Configure data cleansing

User Role: Administrator

The purpose of data cleansing is to remove unwanted contents from the Smart Analytics source data set that is used to train and index into Smart Analytics as well as in runtime processing.

Note  

  • For Smart Ticket and Hot Topic Analytics features, data cleansing is only applied to the "Title Field" or "Content Fields" that are defined in configurations.
  • For Smart Search, data cleansing can be applied to any field individually which you can configure. For detailed information, see the data cleansing description in Manage Smart Search Knowledgebases.
  • All modification for data cleansing will take effect from next round of indexing.

To add a data cleansing configuration, follow these steps:

  1. From the System Navigator, click System Administration > Ongoing Maintenance > Smart Analytics > Data Cleansing.

  2. Select a module. For example, Interaction.

    Note In the module drop-down list there is a Global option. This means that it's a global data cleansing record for all modules which are using Hot Topic Analytics and Smart Ticket.

  3. Select one of the following actions:

    • Remove: Remove the matched texts and index the rest to SM Smart Analytics.

    • Include: Extract and index the texts between the start pattern and the end pattern exclusively.

    • Exclude: Exclude the texts that match the pattern (including start, end, and all the words between them) and index the rest to SM Smart Analytics.
    • ExtractFromTemplate: Extract the content from template that is configured as regular expressions. The capturing groups that are matched by the Regular Expressions are extracted and returned.

  4. Enter the text or pattern for the action that you selected.
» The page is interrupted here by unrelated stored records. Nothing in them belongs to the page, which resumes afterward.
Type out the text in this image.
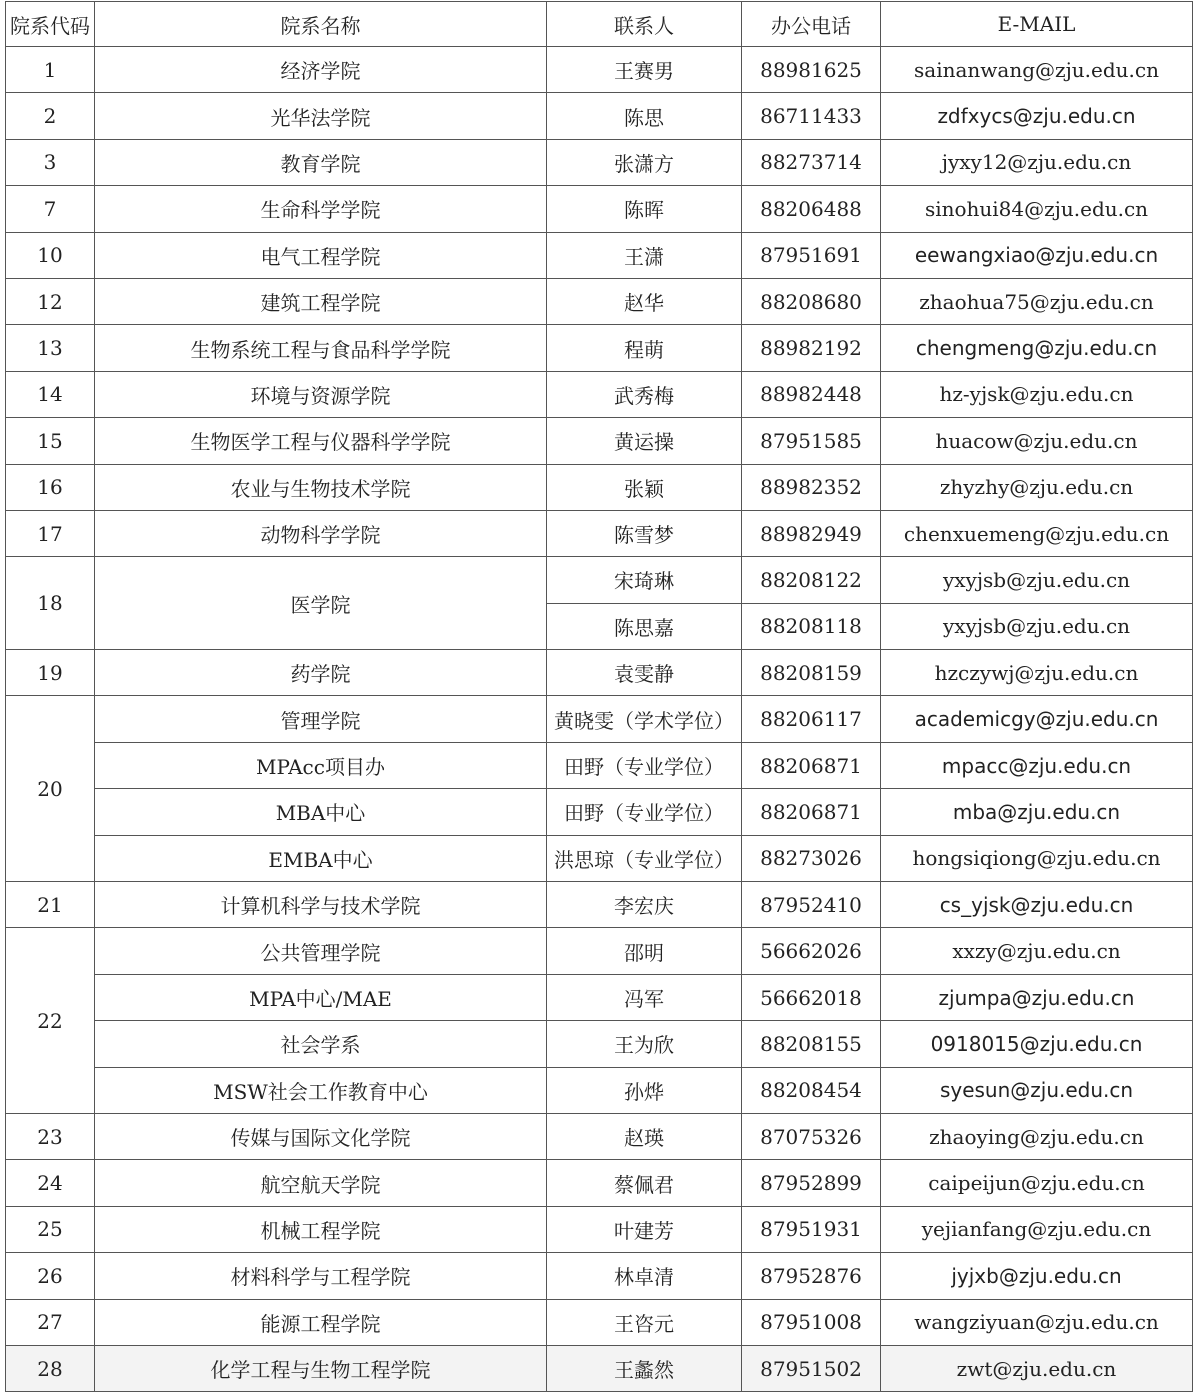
院系代码	院系名称	联系人	办公电话	E-MAIL
1	经济学院	王赛男	88981625	sainanwang@zju.edu.cn
2	光华法学院	陈思	86711433	zdfxycs@zju.edu.cn
3	教育学院	张潇方	88273714	jyxy12@zju.edu.cn
7	生命科学学院	陈晖	88206488	sinohui84@zju.edu.cn
10	电气工程学院	王潇	87951691	eewangxiao@zju.edu.cn
12	建筑工程学院	赵华	88208680	zhaohua75@zju.edu.cn
13	生物系统工程与食品科学学院	程萌	88982192	chengmeng@zju.edu.cn
14	环境与资源学院	武秀梅	88982448	hz-yjsk@zju.edu.cn
15	生物医学工程与仪器科学学院	黄运操	87951585	huacow@zju.edu.cn
16	农业与生物技术学院	张颖	88982352	zhyzhy@zju.edu.cn
17	动物科学学院	陈雪梦	88982949	chenxuemeng@zju.edu.cn
18	医学院	宋琦琳	88208122	yxyjsb@zju.edu.cn
		陈思嘉	88208118	yxyjsb@zju.edu.cn
19	药学院	袁雯静	88208159	hzczywj@zju.edu.cn
20	管理学院	黄晓雯（学术学位）	88206117	academicgy@zju.edu.cn
	MPAcc项目办	田野（专业学位）	88206871	mpacc@zju.edu.cn
	MBA中心	田野（专业学位）	88206871	mba@zju.edu.cn
	EMBA中心	洪思琼（专业学位）	88273026	hongsiqiong@zju.edu.cn
21	计算机科学与技术学院	李宏庆	87952410	cs_yjsk@zju.edu.cn
22	公共管理学院	邵明	56662026	xxzy@zju.edu.cn
	MPA中心/MAE	冯军	56662018	zjumpa@zju.edu.cn
	社会学系	王为欣	88208155	0918015@zju.edu.cn
	MSW社会工作教育中心	孙烨	88208454	syesun@zju.edu.cn
23	传媒与国际文化学院	赵瑛	87075326	zhaoying@zju.edu.cn
24	航空航天学院	蔡佩君	87952899	caipeijun@zju.edu.cn
25	机械工程学院	叶建芳	87951931	yejianfang@zju.edu.cn
26	材料科学与工程学院	林卓清	87952876	jyjxb@zju.edu.cn
27	能源工程学院	王咨元	87951008	wangziyuan@zju.edu.cn
28	化学工程与生物工程学院	王蠡然	87951502	zwt@zju.edu.cn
For the Remove action, you only need to type the text string to be removed. For the Include and Exclude actions, the start pattern is the text string that you need to specify while the end pattern can be one of these options: a text string that you specify, end of line, or end of document.

    The processing of the ExtractFromTemplate action is of first priority. The Data cleansing actions are processes in the following order:

    1. ExtractFromTemplate

      If there are matched texts found, then return. Otherwise, perform the Include action.

    2. Include

      If there are matched texts found, then perform the Remove action. Otherwise, perform the Exclude action..

    3. Exclude

      If there are matched texts found, then perform the Remove action.

    4. Remove

    To learn how the text or pattern takes effect, see the following examples.

    Note Regular expression is supported only for the ExtractFromTemplate action.

  5. Select the Match Case check box if you only want to find the texts that match the case of the text or pattern that you entered.
  6. Select the Active check box to activate this configuration.

  7. Click Add. The new data cleansing configuration is now added.